Each event is identified by a globally unique identifier.

2

Events that are triggered by an enclosing event include a reference to their parent's ID.

3

Events include user and session ID, if applicable.

4

event-data contains flexible type-specific information about a recorded event, such as parameter data, SQL text, and so on.


Be careful. The default compressed-binary format has a compression ratio of around 20:1 compared to its plain-text counterpart, so you can use a lot of disk this way. If you plan to apply an XSL transform to the output document, consider the XSLT mode of the export tool as outlined below.

Export to CSV

Similarly, you can export to a CSV file for use in a spreadsheet or older EDI tools:

> zcat path/to/log.bxml.gz | java -jar beet-utils.jar -tool csv > result.csv

Again, assume that your CSV data will be quite a bit larger than the compressed-binary data.

Export with custom XSL

You can certainly use the XML export and stream the result to an XSL transformer. However, executing XSL transforms on large XML documents can be extremely resource-intensive without specialized tools. Included with the log analysis package is an analyzer that splits a large input document into fragments based on an XPath query, and then applies an XSL transform to each fragment. For transforms that are stateless or only need to examine a small part of a document, this is vastly more efficient than loading an entire document to invoke the transform.

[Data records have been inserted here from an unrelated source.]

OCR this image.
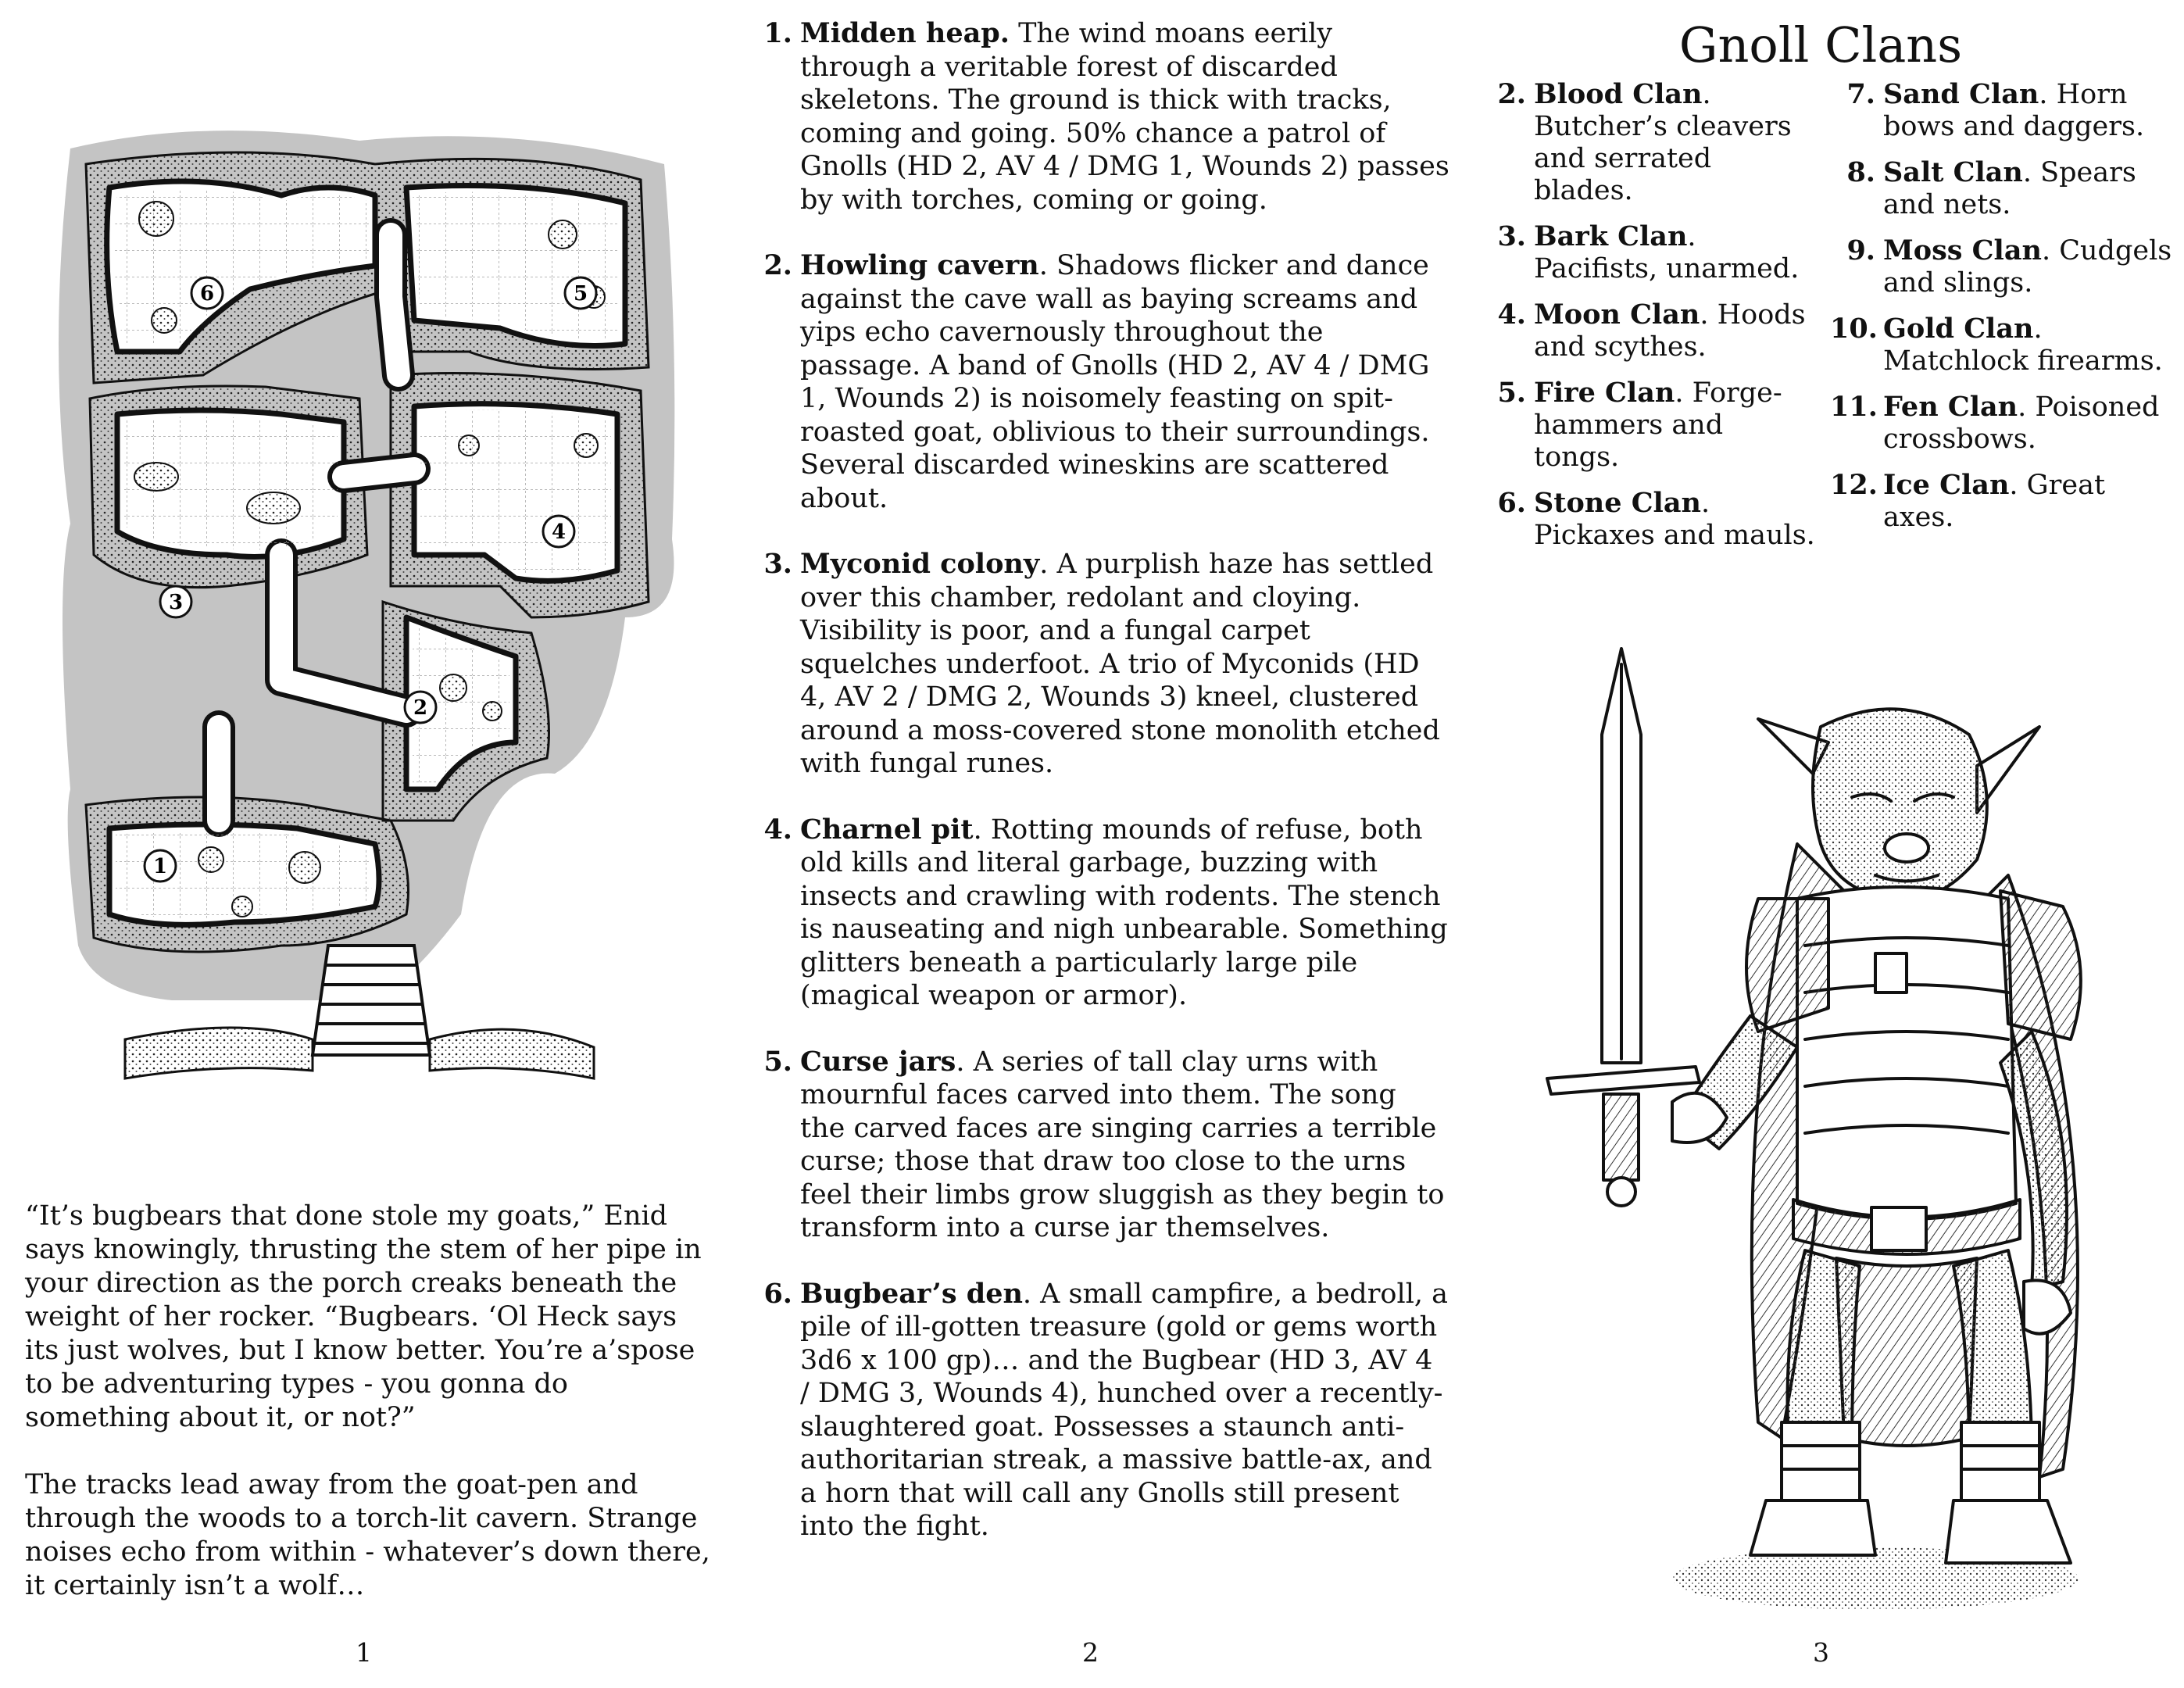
1
2
3
4
5
6

“It’s bugbears that done stole my goats,” Enid says knowingly, thrusting the stem of her pipe in your direction as the porch creaks beneath the weight of her rocker. “Bugbears. ‘Ol Heck says its just wolves, but I know better. You’re a’spose to be adventuring types - you gonna do something about it, or not?”

The tracks lead away from the goat-pen and through the woods to a torch-lit cavern. Strange noises echo from within - whatever’s down there, it certainly isn’t a wolf…

1
1. Midden heap. The wind moans eerily through a veritable forest of discarded skeletons. The ground is thick with tracks, coming and going. 50% chance a patrol of Gnolls (HD 2, AV 4 / DMG 1, Wounds 2) passes by with torches, coming or going.
2. Howling cavern. Shadows flicker and dance against the cave wall as baying screams and yips echo cavernously throughout the passage. A band of Gnolls (HD 2, AV 4 / DMG 1, Wounds 2) is noisomely feasting on spit-roasted goat, oblivious to their surroundings. Several discarded wineskins are scattered about.
3. Myconid colony. A purplish haze has settled over this chamber, redolant and cloying. Visibility is poor, and a fungal carpet squelches underfoot. A trio of Myconids (HD 4, AV 2 / DMG 2, Wounds 3) kneel, clustered around a moss-covered stone monolith etched with fungal runes.
4. Charnel pit. Rotting mounds of refuse, both old kills and literal garbage, buzzing with insects and crawling with rodents. The stench is nauseating and nigh unbearable. Something glitters beneath a particularly large pile (magical weapon or armor).
5. Curse jars. A series of tall clay urns with mournful faces carved into them. The song the carved faces are singing carries a terrible curse; those that draw too close to the urns feel their limbs grow sluggish as they begin to transform into a curse jar themselves.
6. Bugbear’s den. A small campfire, a bedroll, a pile of ill-gotten treasure (gold or gems worth 3d6 x 100 gp)… and the Bugbear (HD 3, AV 4 / DMG 3, Wounds 4), hunched over a recently-slaughtered goat. Possesses a staunch anti-authoritarian streak, a massive battle-ax, and a horn that will call any Gnolls still present into the fight.
2
Gnoll Clans
2. Blood Clan. Butcher’s cleavers and serrated blades.
3. Bark Clan. Pacifists, unarmed.
4. Moon Clan. Hoods and scythes.
5. Fire Clan. Forge-hammers and tongs.
6. Stone Clan. Pickaxes and mauls.
7. Sand Clan. Horn bows and daggers.
8. Salt Clan. Spears and nets.
9. Moss Clan. Cudgels and slings.
10. Gold Clan. Matchlock firearms.
11. Fen Clan. Poisoned crossbows.
12. Ice Clan. Great axes.
3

The following example splits the input document into one fragment per 'event' element, applying the given XSL transform file to each fragment and streaming the result to standard out:

> zcat path/to/log.bxml.gz | java -jar beet-utils.jar -tool xslt -split event-log/event -xsl sql/etl/insert_events.xsl > result.csv

The included file sql/etl/insert_events.xsl provides an example transform document, including some custom XSL functions available to transforms invoked in this way.